A Sibiu, induite en erreur par un panneau, je tourne à droite et après quelques kilomètres, à la sortie d'un village, nous débouchons sur un chemin de terre. Je demande la direction de Râmnicu Vâlcea à de vieilles femmes hilares qui lèvent les bras avec de grands cris « No Râmnicu Vâlcea ! ». Je ne comprends pas grand-chose mais j'ai compris le principal : je ne suis pas dans la bonne direction. Nous rebroussons donc chemin vers Sibiu où nous avons du mal à retrouver la direction de Râmnicu Vâlcea et c'est un Allemand (décidément, ça me poursuit !) qui nous met sur la bonne direction. La nuit est tombée et je reprends le volant. Après Sibiu, nous attaquons les routes de montagne et le danger augmente car là encore, les Roumains doublent dès qu'ils ont 10 mètres devant eux. Nous appelons Dana qui nous recommande de faire attention. Tout se passe bien jusqu'à 10 kilomètres de l'arrivée où un Roumain, visiblement mécontent que je double, me bombarde d'appels de phare pour me faire dégager et entreprend de forcer le passage au moment où la voie redevient unique, manquant me foutre dans le fossé. Furieuse, je l'insulte copieusement et lui fout mes pleins phares dans la gueule, à mon tour.
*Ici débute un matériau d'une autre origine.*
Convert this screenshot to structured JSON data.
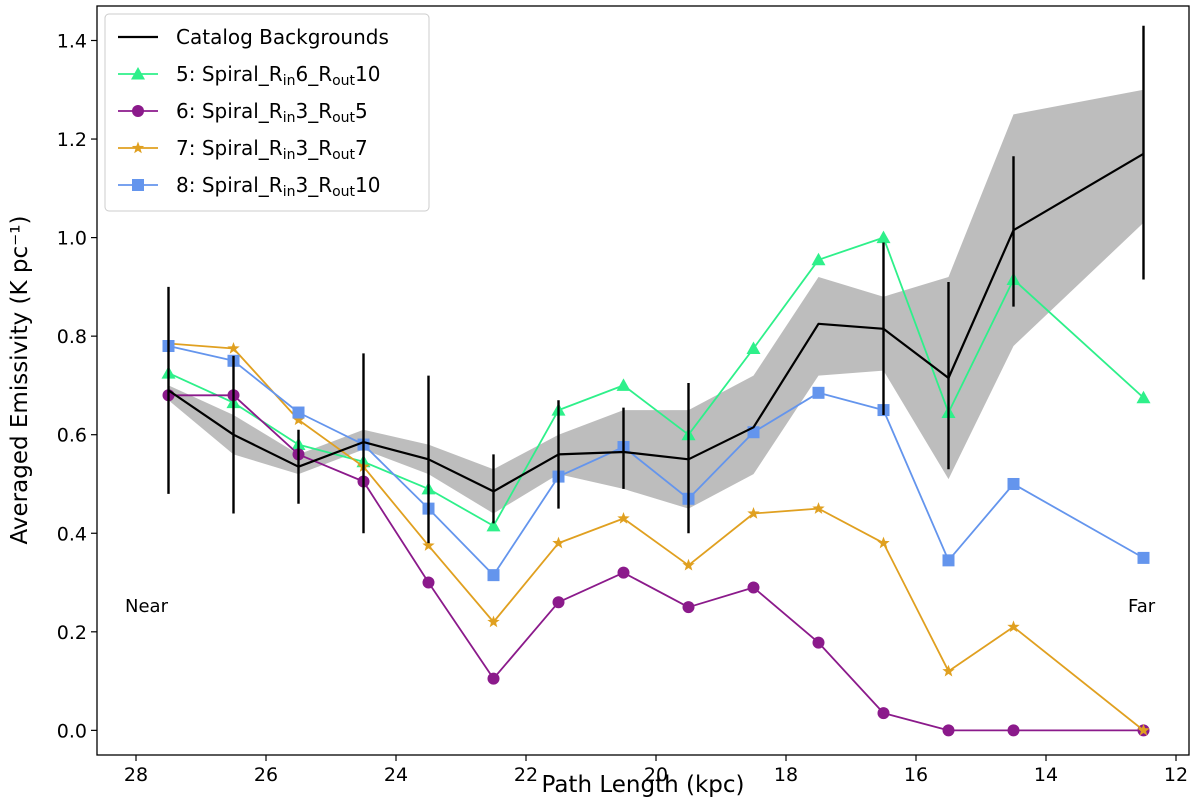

A 21h45, nous entrons dans la ville de Râmnicu Vâlcea. A la hauteur de l'hôpital, je reconnais la station-essence qui se trouve au pied de l'immeuble de Dana et m'engage sur le parking. Quelques minutes plus tard, Dana qui s'est faite très élégante pour nous accueillir nous embrasse et nous entraîne jusqu'à son appartement où après avoir trinqué à nos retrouvailles avec un verre de vin blanc roumain (Graca de Cotnari), nous dégustons ce qu'elle a préparé : soupe aux quenelles de semoule, macédoine de légumes au poulet puis maquereau grillé sur lit de légumes croquants. Et en dessert, gâteau à la crème de griottes et des amandines (petits gâteaux au chocolat). Nous avons ensuite discuté jusqu'à 3 heures du matin et ri quand Dana a lu mes derniers billets en prime-time et quasi-instantané, avant de virer la grenouille borgne posée sur le lit confortable de Dana.